MARTIN MIGUEL
Le vernissage de l’exposition de Martin Miguel au Musée archéologique de Terra Amata, à Nice, a eu lieu le vendredi 19 juin 2021. En raison de la situation sanitaire, il s’est déroulé par petits groupes durant toute l’après-midi. Pour conclure ces présentations, Miguel a repris l’ensemble de ses discussions de l’après-midi par l’allocution ci-dessous.
Cela fait 53 ans que je patauge dans la peinture alors que je n’aime pas me salir les doigts. Mais bon...la peinture a surtout la couleur de la pensée, il faut se méfier de ses habits clinquants et sa nudité n’est pas permise à tous, sans effort ni délicatesse.

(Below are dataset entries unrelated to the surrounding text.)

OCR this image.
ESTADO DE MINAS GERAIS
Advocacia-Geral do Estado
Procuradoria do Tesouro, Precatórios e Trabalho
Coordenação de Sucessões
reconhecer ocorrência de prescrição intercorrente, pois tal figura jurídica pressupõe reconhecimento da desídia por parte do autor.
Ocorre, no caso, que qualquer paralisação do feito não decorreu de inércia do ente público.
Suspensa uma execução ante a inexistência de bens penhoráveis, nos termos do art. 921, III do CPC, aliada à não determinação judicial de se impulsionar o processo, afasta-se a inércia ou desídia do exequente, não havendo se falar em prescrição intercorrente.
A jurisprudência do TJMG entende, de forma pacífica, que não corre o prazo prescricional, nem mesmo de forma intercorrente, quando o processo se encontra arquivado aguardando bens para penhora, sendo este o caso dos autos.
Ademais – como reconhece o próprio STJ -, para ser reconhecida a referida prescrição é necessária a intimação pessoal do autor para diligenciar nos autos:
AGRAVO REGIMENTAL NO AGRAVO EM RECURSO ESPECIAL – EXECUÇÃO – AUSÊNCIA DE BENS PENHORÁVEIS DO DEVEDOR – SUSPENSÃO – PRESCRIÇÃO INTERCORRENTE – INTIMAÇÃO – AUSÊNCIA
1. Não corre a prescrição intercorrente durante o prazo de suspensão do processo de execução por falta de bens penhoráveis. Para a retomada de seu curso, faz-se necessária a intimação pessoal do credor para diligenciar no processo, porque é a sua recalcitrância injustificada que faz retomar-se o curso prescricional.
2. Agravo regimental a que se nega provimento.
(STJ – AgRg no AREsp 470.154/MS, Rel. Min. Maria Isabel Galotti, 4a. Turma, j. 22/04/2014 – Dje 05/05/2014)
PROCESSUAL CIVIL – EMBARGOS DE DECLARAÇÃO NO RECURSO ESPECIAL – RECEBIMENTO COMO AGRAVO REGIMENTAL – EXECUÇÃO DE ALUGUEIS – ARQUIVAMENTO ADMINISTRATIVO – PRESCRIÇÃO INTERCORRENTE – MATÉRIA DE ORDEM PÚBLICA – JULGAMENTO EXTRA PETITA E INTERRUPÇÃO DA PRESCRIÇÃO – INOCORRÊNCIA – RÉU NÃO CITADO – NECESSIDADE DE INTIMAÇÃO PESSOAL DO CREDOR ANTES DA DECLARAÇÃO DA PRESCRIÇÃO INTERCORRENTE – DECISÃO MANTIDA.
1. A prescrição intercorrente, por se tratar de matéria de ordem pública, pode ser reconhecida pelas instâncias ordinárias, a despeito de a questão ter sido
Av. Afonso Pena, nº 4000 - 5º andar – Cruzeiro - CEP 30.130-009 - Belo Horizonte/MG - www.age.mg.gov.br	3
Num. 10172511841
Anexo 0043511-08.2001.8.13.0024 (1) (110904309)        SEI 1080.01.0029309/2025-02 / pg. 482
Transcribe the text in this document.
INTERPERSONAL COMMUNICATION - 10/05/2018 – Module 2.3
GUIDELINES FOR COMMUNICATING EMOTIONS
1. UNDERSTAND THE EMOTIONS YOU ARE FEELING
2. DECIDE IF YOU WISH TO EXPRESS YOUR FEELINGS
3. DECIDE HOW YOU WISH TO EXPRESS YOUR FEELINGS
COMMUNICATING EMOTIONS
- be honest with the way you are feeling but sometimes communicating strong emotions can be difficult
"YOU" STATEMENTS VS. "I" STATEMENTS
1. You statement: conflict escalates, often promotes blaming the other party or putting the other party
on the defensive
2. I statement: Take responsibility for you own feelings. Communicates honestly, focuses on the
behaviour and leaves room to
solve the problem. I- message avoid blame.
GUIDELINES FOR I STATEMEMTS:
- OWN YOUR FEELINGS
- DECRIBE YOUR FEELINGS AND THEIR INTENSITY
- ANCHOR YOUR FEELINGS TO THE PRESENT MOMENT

Je me suis lancé, en cette année emblématique de révolte, en 1968, où je rêvais de farcir les châssis de vers xylophages afin que les tableaux s’écroulent... je me suis lancé, à proposer une autre vision ou utilisation du tableau.
À vrai dire, un peu avant, car à l’école des arts décoratifs de Nice, je me posais cette question apparemment stupide : comment rendre la profondeur avec une seule couleur ? Et bien, je n’ai cessé de répondre à cette question, par affinages successifs et selon, au moins, deux chemins. Le premier, est que, évidemment, sur un espace prédéterminé comme la toile tendu sur châssis, cela ne m’était pas possible, je ne voyais pas comment faire. Il fallait donc sortir de cet enclos de platitudes et de profondeurs illusoires.
Je l’ai fait en faisant participer l’espace physique, volumétrique environnant, c’est à dire, le lieu même où étaient posés mes objets. On peut le voir encore ici dans ces pièces exposées.
Le deuxième a été de considérer la peinture, beaucoup plus par sa masse que par sa couleur. La masse a une profondeur, bien visible et sans doute, d’autres, moins visible. Vous comprendrez que l’utilisation de ciments et de papiers mâchés, que l’on voit ici se rattache à cette option. C’est que j’ai considéré le ciment ou le béton ou le papier mâché comme de la peinture. Ils en ont les caractéristiques, d’abord de mollesse, puis de rigidité que leur donne le temps et j’ai joué beaucoup avec cela. Les formes qui en ont émergées, généralement, sont les résultats de leurs manipulations et confrontations.
Mais vous voyez ici aussi, des figures. Et peut-être cachent-elles ceci où cela si l’on ne tient compte que d’elles. C’est dire qu’il y a eu, dans mon travail, à un moment donné, une insertion, de dessins préconçus, doublement préconçus. Je ne vais pas vous raconter le fil un peu long et tortueux qui m’a amené à ces figures préhistoriques et qui me vaut d’être ici.
Simplement vous dire que cela vient de l’utilisation du cordeau du maçon, élément de dessin, de géométrisation, et de référence dans la construction du bâti. Ce que je souhaite vous dire, surtout, c’est que vous avez ici, un phénomène d’inversion. Dans les procédures habituelles qui nous viennent du fin fond de notre histoire, on a d’abord une paroi, un mur, une tablette de bois, un papier, bref un support sur lesquels vont se déposer dessins et peintures. Dans ce que vous regardez là… oui il y a un support, mais…il a disparu. Il y a surtout une matrice, ce dessin en fil de fer qui va permettre que quelque chose advienne. Elle est première, et se constitue par elle, un espace, un espace matériel, coloré, imaginaire, spirituel, conceptuel ou tout ce que vous voulez de plus. Je crois, un espace de peinture, même si ce mot est insuffisant, au moins un objet, qui diffuse et infuse de la pensée et de la sensibilité.
Le choix de figures du paléolithique supérieur consiste, pour moi, à mettre en parallèle ou en opposition deux origines, l’une supposée, l’autre effective. Origines qui par ailleurs, ont toujours lieu, dans le présent avant d’être pérennisées, d’où le titre de cette exposition : Maintenant, l’origine. Cela, cependant, peut paraître, ou pourra paraître un peu prétentieux, car à la notion d’origine se relie, sans doute, la notion de nouveauté. L’origine que je crois mienne, donc, n’est pas forcément nouvelle, le temps seul, et les futurs archéologues sauront le signifier.